Pour seul cortège, Laurent Gaudé

Pour seul cortège, Laurent Gaudé

J’ai beaucoup aimé ce livre qui nous raconte la fin d’Alexandre et - conséquence directe de cette disparition - l’effondrement inéluctable de son empire qui s’effrite dès que s’échappent ses derniers souffles de vie. J’ai bien aimé surtout parce que ce n’est pas un roman historique (j’en ai déjà lu plein sur le sujet) : ici Alexandre n'appairait pas comme un personnage de livre d’histoire mais plutôt comme le mythe qu’il est devenu, l’incarnation même du conquérant, une force vivante, mélange de violence, de beauté et de rêves démesurés. Alexandre le Grand est grand, c’est le moins qu’on puisse dire ! Il a ce petit (énorme) truc en plus qui fait qu’on a envie de le suivre jusqu’au bout du monde, et même mort, sa dépouille déplace des foules et soulève des armées, c’est dire…
Ce roman donc évoque le dernier voyage d’Alexandre, mais pas seulement. Non, un second personnage se taille la part du lion, ou plutôt de la lionne puisqu’il s’agit d’une femme. Dryptéis, fille cadette de Darius (vaincu par Alexandre) et épouse d’Héphestion le plus proche des compagnons d’Alexandre, sera la dernière à accompagner le corps d’Alexandre, elle sera les yeux pour voir, la voix pour raconter et le cœur pour comprendre. Elle qui voulait avant tout fuir l’empire, se retirer du monde et vivre une vie simple avec son enfant loin des tumultes de l’histoire se retrouve malgré elle propulsée dans ce cortège qui conduit même les plus grands vers le dépouillement le plus total. Et finalement, ça lui va bien, on ne pouvait trouver meilleur cortège, elle seule est capable d’entendre et de comprendre la voix d’Alexandre qui s’élève depuis l’au-delà, elle seule pouvait partager ce besoin - cette nécessite - d’échapper enfin à l’empire. Car oui, Alexandre veut échapper aux fastes et aux intrigues perpétuelles de cette cour, il ne veut pas être enterré avec luxe et splendeur, il veut continuer son voyage, franchir d’autres frontières encore et se confondre avec l’immensité de son rêve… Dryptéis va lui offrir tout ça, lui permettre de se libérer de l’empire, elle ira jusqu’au bout et va gagner en même temps sa propre liberté.
Ce roman est porté par le vent de l’âme, il est plein de magie et son écriture somptueuse nous entraîne au cœur de la légende, j’en redemande !

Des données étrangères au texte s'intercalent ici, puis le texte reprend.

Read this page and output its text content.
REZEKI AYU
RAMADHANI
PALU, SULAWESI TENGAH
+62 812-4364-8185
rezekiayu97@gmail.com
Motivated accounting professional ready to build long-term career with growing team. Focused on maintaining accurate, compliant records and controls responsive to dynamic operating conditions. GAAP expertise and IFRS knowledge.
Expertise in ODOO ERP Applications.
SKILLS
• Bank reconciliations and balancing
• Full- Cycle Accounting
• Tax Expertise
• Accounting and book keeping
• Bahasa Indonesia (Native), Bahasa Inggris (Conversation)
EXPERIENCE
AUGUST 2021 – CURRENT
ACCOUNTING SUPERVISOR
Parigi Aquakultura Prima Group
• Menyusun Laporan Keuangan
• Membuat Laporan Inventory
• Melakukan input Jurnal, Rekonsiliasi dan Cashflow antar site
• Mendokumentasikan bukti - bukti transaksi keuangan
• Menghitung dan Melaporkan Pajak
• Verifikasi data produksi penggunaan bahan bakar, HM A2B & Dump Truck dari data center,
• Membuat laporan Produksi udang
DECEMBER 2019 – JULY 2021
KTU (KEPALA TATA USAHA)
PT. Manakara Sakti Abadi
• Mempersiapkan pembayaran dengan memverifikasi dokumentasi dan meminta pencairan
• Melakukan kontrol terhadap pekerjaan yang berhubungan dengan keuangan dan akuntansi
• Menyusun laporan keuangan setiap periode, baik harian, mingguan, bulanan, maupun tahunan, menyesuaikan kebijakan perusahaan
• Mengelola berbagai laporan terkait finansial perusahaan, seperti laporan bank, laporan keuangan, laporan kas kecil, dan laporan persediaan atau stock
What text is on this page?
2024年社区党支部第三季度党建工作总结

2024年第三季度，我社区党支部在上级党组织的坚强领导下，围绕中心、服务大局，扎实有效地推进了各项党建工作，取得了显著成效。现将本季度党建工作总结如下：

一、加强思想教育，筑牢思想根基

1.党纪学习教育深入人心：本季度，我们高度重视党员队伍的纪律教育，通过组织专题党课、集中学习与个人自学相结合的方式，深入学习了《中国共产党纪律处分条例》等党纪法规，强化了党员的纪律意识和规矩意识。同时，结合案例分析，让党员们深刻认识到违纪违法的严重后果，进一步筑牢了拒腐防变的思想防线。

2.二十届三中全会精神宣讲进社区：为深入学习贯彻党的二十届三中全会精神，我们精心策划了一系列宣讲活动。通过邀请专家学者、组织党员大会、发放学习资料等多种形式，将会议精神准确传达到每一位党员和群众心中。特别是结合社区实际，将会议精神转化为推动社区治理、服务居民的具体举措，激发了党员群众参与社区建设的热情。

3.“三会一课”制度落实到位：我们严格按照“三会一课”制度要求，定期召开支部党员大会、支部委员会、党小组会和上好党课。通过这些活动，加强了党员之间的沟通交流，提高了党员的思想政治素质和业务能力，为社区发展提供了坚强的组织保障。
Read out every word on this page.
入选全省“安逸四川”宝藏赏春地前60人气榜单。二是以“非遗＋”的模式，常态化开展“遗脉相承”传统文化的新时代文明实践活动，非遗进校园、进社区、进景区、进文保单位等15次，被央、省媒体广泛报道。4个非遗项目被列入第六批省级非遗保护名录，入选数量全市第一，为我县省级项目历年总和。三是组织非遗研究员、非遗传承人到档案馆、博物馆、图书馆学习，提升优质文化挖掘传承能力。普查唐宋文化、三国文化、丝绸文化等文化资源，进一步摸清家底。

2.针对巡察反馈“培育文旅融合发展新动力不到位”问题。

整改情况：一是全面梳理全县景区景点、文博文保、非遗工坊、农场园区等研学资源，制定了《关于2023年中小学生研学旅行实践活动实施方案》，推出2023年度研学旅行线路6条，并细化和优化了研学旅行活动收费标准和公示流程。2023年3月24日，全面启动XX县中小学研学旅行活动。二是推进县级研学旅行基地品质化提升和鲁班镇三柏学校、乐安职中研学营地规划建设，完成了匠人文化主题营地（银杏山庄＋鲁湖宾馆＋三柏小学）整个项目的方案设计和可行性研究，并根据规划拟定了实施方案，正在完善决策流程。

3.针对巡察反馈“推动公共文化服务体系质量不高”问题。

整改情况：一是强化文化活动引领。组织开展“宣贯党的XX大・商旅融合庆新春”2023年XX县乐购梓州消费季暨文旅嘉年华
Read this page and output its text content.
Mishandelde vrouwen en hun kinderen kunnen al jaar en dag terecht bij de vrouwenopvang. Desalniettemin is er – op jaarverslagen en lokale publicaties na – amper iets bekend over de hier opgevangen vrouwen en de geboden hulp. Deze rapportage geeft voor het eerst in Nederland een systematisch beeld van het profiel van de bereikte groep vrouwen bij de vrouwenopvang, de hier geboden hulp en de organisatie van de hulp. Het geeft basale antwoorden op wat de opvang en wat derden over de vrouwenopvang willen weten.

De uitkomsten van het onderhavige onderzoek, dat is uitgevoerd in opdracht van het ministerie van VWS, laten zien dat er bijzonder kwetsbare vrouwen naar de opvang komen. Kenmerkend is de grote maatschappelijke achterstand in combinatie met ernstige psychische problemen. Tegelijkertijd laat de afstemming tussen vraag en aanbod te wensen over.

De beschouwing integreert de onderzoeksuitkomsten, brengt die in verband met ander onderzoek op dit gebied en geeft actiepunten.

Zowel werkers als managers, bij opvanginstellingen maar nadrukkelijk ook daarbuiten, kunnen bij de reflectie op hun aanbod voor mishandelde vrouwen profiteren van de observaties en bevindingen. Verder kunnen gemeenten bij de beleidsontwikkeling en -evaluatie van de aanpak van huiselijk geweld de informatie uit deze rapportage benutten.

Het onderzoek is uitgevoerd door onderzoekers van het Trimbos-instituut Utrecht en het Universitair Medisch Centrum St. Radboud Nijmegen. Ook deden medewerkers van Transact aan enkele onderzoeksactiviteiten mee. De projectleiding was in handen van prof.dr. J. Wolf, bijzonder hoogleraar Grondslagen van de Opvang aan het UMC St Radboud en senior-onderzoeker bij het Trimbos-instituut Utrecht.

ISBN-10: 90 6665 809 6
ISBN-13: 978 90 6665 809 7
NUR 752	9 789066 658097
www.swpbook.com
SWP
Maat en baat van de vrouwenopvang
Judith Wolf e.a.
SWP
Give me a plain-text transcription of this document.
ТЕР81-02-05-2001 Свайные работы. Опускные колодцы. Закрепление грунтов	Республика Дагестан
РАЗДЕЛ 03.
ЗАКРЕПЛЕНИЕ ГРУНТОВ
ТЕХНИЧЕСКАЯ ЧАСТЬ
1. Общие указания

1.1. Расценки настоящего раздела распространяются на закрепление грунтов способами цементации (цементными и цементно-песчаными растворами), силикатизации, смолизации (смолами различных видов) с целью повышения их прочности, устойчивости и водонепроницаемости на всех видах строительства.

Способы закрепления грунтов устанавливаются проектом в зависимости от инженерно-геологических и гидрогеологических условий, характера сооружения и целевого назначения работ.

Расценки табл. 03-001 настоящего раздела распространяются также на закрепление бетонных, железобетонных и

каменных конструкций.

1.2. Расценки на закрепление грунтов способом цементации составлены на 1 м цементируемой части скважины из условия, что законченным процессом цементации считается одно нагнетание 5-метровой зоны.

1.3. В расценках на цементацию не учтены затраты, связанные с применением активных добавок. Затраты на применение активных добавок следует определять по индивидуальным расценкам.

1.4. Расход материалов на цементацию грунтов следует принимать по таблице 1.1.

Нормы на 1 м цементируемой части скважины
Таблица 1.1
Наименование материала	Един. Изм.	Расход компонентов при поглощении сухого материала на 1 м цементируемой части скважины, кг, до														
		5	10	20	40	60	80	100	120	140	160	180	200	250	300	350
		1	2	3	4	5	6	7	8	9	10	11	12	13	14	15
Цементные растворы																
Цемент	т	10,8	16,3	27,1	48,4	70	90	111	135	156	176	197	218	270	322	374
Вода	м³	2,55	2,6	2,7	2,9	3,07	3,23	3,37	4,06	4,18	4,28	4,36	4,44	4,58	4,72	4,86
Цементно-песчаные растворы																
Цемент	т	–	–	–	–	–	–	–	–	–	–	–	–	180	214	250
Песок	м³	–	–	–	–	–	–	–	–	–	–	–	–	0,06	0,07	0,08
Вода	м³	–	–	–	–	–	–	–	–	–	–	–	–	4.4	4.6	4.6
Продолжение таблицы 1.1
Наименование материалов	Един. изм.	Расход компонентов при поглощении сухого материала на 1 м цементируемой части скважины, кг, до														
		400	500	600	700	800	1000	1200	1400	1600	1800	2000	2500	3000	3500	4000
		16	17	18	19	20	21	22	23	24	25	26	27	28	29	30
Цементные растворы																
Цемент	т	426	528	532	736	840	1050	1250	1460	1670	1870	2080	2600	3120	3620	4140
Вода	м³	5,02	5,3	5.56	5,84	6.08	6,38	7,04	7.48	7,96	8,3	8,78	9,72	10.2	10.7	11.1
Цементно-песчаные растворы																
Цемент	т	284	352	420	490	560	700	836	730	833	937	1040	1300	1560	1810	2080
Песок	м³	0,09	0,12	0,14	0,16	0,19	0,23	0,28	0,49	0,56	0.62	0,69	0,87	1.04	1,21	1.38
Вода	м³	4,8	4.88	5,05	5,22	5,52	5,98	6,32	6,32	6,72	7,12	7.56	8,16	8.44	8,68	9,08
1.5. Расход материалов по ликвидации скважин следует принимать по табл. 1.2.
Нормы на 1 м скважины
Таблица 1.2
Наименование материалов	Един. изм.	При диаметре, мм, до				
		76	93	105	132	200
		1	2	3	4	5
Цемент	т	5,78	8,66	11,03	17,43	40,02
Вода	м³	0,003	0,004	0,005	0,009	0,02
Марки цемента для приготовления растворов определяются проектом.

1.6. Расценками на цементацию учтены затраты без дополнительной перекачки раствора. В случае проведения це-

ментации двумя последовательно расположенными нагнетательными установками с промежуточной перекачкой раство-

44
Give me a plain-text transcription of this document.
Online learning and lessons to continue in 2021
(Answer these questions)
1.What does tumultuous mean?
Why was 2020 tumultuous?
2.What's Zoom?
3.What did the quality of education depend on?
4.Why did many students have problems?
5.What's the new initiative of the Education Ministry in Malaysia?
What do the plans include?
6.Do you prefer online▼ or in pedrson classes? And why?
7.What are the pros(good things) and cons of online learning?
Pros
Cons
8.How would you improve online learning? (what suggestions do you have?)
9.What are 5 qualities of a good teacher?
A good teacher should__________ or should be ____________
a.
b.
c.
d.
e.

Une p'tite phrase au hasard : 

" Elle aime les lieux où les voix, dans les montagnes, se font avaler par les crevasses et où il ne reste qu'un silence vibrant de lumière."

Quatrième de couverture : En plein banquet, à Babylone, au milieu de la musique et des rires, soudain Alexandre s’écroule, terrassé par la fièvre. Ses généraux se pressent autour de lui, redoutant la fin mais préparant la suite, se disputant déjà l’héritage – et le privilège d’emporter sa dépouille.Des confins de l’Inde, un étrange messager se hâte vers Babylone. Et d’un temple éloigné où elle s’est réfugiée pour se cacher du monde, on tire une jeune femme de sang royal : le destin l’appelle à nouveau auprès de l’homme qui a vaincu son père… Le devoir et l’ambition, l’amour et la fidélité, le deuil et l’errance mènent les personnages vers l’ivresse d’une dernière chevauchée. Porté par une écriture au souffle épique, Pour seul cortège les accompagne dans cet ultime voyage qui les affranchit de l’Histoire, leur ouvrant l’infini de la légende.